Ces dernières années, un nombre croissant de tribunaux fédéraux inférieurs ont ouvertement défié les précédents de la Cour suprême, voire les décisions de justice de celle-ci.
On peut citer l’exemple du juge Brian Murphy, dans le Massachusetts. Il a rendu une ordonnance empêchant l’administration d’expulser certaines personnes vers des pays tiers, alors que la loi l’y autorise si certaines conditions sont remplies.

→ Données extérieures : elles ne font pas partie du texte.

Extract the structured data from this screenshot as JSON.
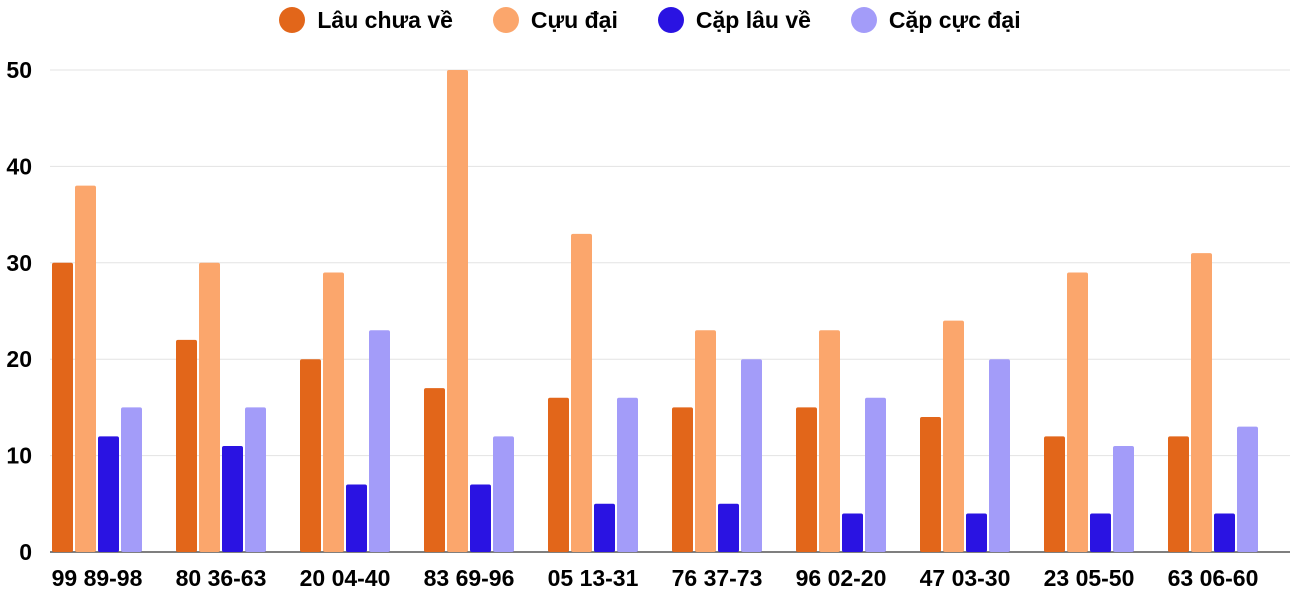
{
  "chart_data": {
    "type": "bar",
    "categories": [
      "99 89-98",
      "80 36-63",
      "20 04-40",
      "83 69-96",
      "05 13-31",
      "76 37-73",
      "96 02-20",
      "47 03-30",
      "23 05-50",
      "63 06-60"
    ],
    "series": [
      {
        "name": "Lâu chưa về",
        "color": "#e2661a",
        "values": [
          30,
          22,
          20,
          17,
          16,
          15,
          15,
          14,
          12,
          12
        ]
      },
      {
        "name": "Cựu đại",
        "color": "#fba66c",
        "values": [
          38,
          30,
          29,
          50,
          33,
          23,
          23,
          24,
          29,
          31
        ]
      },
      {
        "name": "Cặp lâu về",
        "color": "#2a13e2",
        "values": [
          12,
          11,
          7,
          7,
          5,
          5,
          4,
          4,
          4,
          4
        ]
      },
      {
        "name": "Cặp cực đại",
        "color": "#a39cf9",
        "values": [
          15,
          15,
          23,
          12,
          16,
          20,
          16,
          20,
          11,
          13
        ]
      }
    ],
    "ylim": [
      0,
      50
    ],
    "yticks": [
      0,
      10,
      20,
      30,
      40,
      50
    ],
    "grid": true,
    "legend_position": "top-center",
    "title": "",
    "xlabel": "",
    "ylabel": ""
  }
}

La Cour suprême a annulé son ordonnance. Mais dans la même affaire, le juge Murphy en avait rendu une autre, pratiquement identique. La seule autorité qu’il citait était une opinion dissidente de la juge Sotomayor. La Cour suprême a alors dû l’annuler à nouveau.
De nombreuses grandes initiatives politiques de l’administration visent à réaffirmer ou à rétablir l’état de droit, notamment en appliquant des lois fédérales longtemps ignorées.
Adrian Vermeule
Ce type de défiance de la part des tribunaux inférieurs est donc devenu plus fréquent, et c’est l’une des principales raisons pour lesquelles il y a actuellement autant de recours d’urgence devant la Cour suprême.
Considérez-vous cet activisme judiciaire comme le signe d’un système en bonne santé ? D’autres y voient plutôt une tentative de l’administration Trump de tester les limites de l’interprétation de la loi, telle qu’elle a été pratiquée jusqu’à présent.
Ce n’est pas sain, certes. L’augmentation des recours d’urgence n’est pas un bon signe, même si de tels cas existaient également sous les précédentes administrations.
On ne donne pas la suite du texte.